PrefectHQ / prefect

Prefect is a workflow orchestration framework for building resilient data pipelines in Python.
https://prefect.io
Apache License 2.0
16.15k stars 1.57k forks source link

Add result option to not persist data in memory and fall back on result interface read/write #3373

Closed marvin-robot closed 2 years ago

marvin-robot commented 4 years ago

Opened from the Prefect Public Slack Community

adriaan: Hi, I was wondering if prefect always keep its task results values in memory during whole flow run or if gets removed from memory when enabling writing to a LocalResults target. As an example, what happens in the following task?

    jsonresult = task(
        get_json_fun,
        result=LocalResult(serializer=JSONSerializer()),
        target='/path/result.json',
        checkpoint=True,
    )(p)

Is jsonresult still in memory next to being written to result.json or not?

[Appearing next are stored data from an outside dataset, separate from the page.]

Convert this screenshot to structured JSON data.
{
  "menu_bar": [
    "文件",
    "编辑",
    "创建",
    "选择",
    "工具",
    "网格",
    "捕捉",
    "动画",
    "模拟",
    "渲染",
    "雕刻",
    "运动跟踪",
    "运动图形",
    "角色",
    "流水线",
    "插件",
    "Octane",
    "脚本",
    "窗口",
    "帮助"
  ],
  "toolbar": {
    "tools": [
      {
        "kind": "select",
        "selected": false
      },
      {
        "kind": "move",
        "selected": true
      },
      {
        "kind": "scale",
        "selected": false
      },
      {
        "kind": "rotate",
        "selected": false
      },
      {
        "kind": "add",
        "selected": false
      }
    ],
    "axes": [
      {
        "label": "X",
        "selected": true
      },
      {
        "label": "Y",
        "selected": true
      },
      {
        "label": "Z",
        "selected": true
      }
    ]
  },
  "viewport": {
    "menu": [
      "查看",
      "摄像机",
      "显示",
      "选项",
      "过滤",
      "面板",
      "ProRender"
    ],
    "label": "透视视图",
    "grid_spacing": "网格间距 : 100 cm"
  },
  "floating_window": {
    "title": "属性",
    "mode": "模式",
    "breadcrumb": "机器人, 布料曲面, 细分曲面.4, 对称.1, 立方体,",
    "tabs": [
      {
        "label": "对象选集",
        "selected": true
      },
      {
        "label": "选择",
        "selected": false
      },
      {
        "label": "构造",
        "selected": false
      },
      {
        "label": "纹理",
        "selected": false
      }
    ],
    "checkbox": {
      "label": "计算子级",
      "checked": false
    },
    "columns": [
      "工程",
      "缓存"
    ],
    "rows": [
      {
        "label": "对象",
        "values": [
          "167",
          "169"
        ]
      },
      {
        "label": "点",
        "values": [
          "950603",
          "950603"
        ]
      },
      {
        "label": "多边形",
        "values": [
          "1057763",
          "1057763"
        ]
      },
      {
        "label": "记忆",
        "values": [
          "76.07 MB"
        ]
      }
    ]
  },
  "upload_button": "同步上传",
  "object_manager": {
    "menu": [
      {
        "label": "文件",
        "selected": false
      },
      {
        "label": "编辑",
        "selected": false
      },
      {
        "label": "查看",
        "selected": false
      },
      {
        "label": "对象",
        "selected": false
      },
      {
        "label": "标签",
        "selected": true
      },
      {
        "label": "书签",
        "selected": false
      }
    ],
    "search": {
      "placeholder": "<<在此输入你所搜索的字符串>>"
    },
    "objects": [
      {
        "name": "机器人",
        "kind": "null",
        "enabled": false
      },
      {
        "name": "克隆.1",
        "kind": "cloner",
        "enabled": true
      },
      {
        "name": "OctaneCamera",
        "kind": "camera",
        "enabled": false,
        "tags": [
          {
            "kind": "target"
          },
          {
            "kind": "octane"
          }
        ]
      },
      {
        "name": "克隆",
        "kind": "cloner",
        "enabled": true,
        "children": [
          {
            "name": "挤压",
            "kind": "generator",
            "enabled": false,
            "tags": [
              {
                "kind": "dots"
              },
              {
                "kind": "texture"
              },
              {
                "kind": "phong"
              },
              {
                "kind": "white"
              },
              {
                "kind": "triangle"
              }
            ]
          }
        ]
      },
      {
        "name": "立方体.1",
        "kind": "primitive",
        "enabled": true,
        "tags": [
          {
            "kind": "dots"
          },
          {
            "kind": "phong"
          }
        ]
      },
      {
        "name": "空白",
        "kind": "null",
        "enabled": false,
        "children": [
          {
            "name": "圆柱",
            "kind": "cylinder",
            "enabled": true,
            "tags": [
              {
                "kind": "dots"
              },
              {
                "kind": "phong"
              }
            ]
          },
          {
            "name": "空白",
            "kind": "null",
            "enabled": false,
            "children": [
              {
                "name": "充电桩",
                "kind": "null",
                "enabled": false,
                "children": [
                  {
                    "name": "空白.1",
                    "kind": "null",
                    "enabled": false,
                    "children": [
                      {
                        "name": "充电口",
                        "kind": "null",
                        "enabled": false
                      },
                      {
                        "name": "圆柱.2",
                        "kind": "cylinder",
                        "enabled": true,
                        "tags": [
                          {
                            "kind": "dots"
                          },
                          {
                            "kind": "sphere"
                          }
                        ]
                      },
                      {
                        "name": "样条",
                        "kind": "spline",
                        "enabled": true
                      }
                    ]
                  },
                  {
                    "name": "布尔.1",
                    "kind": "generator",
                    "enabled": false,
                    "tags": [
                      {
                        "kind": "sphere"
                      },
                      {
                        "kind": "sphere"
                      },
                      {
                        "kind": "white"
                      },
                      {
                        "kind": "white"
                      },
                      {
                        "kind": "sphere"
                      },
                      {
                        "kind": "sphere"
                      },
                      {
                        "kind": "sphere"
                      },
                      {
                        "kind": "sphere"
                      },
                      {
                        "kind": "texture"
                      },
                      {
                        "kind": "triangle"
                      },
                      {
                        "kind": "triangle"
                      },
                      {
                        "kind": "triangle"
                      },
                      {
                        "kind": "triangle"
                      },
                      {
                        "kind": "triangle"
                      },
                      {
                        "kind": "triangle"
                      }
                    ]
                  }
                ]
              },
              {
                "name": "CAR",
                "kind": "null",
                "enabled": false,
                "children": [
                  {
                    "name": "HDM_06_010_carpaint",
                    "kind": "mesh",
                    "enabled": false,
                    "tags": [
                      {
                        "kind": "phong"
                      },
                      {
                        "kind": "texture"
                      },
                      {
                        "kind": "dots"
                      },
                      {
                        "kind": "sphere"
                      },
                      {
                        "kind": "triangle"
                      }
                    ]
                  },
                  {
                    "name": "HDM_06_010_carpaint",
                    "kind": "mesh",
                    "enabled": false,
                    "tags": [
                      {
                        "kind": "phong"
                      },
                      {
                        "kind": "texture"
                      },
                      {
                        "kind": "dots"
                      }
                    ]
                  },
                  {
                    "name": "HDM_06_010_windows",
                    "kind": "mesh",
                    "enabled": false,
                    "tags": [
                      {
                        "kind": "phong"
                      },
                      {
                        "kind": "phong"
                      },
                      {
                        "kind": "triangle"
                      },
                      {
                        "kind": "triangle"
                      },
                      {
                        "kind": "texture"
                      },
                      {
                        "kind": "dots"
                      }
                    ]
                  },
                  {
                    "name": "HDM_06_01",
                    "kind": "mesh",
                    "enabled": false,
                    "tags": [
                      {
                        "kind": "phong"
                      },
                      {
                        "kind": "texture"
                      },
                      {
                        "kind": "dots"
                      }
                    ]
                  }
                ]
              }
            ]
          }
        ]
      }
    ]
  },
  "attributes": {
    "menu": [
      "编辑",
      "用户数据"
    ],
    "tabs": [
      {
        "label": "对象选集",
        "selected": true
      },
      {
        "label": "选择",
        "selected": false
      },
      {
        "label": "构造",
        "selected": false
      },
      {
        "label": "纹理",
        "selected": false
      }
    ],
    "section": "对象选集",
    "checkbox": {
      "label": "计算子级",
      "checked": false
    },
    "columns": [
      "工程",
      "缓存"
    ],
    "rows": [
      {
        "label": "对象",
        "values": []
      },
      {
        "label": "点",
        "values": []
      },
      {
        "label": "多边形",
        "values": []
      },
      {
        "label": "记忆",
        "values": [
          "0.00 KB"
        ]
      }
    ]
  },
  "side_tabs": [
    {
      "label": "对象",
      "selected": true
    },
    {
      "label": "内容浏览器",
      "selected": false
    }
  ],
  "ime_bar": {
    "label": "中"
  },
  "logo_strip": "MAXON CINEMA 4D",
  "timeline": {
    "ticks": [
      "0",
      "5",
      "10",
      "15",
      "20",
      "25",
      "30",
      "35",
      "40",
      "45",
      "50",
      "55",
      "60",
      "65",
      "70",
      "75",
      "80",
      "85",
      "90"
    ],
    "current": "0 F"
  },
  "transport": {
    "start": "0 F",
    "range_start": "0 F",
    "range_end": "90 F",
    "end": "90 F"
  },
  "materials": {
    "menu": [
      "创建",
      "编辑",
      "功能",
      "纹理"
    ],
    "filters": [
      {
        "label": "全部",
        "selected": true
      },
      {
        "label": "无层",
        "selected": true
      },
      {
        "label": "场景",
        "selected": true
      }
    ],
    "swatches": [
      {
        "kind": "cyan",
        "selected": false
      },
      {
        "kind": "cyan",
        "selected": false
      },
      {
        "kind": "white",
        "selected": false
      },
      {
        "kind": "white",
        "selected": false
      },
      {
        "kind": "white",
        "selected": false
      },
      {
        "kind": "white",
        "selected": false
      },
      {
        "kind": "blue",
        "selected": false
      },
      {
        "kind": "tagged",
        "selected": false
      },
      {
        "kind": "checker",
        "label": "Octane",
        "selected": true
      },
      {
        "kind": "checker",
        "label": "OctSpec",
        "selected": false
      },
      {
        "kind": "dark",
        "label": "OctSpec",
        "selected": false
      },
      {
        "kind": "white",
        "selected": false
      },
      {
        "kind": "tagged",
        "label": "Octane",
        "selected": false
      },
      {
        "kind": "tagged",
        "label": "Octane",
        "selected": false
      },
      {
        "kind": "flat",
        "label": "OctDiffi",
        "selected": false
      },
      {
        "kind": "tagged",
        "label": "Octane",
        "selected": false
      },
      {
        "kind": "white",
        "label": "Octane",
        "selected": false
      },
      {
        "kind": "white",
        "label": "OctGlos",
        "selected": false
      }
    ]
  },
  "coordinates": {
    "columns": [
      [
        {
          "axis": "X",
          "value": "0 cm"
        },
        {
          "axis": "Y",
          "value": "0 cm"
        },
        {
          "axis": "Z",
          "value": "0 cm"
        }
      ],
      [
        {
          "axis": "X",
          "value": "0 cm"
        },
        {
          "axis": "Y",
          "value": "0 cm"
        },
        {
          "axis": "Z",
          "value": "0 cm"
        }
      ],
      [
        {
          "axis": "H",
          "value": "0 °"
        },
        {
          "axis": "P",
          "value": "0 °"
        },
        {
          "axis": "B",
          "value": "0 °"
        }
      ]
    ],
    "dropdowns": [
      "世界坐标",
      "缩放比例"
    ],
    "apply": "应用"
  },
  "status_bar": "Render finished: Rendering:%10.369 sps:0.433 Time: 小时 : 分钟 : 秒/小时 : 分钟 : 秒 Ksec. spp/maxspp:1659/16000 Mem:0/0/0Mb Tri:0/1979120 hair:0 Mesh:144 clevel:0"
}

I'm worried that my machine will get out of memory when my flow get's bigger with many task results floating around.

josh: Hi <@U015Q3FN17A> how are you running your flow? If the process your flow is running in is still alive then I believe it should still exist in memory (e.g. running in ipython or a notebook or something) as well as written to a local file. If you are running this flow through the use of a Prefect agent then the result should only be persisted to a local file location and should not be stored in memory

adriaan: Hi thanks for answering I run the flow locally. without the server part.

There is no way to only let it persist as a local file during the flow run this way? What with flows that produce many sizeable result objects? The memory of you machine can run out pretty fast I would think.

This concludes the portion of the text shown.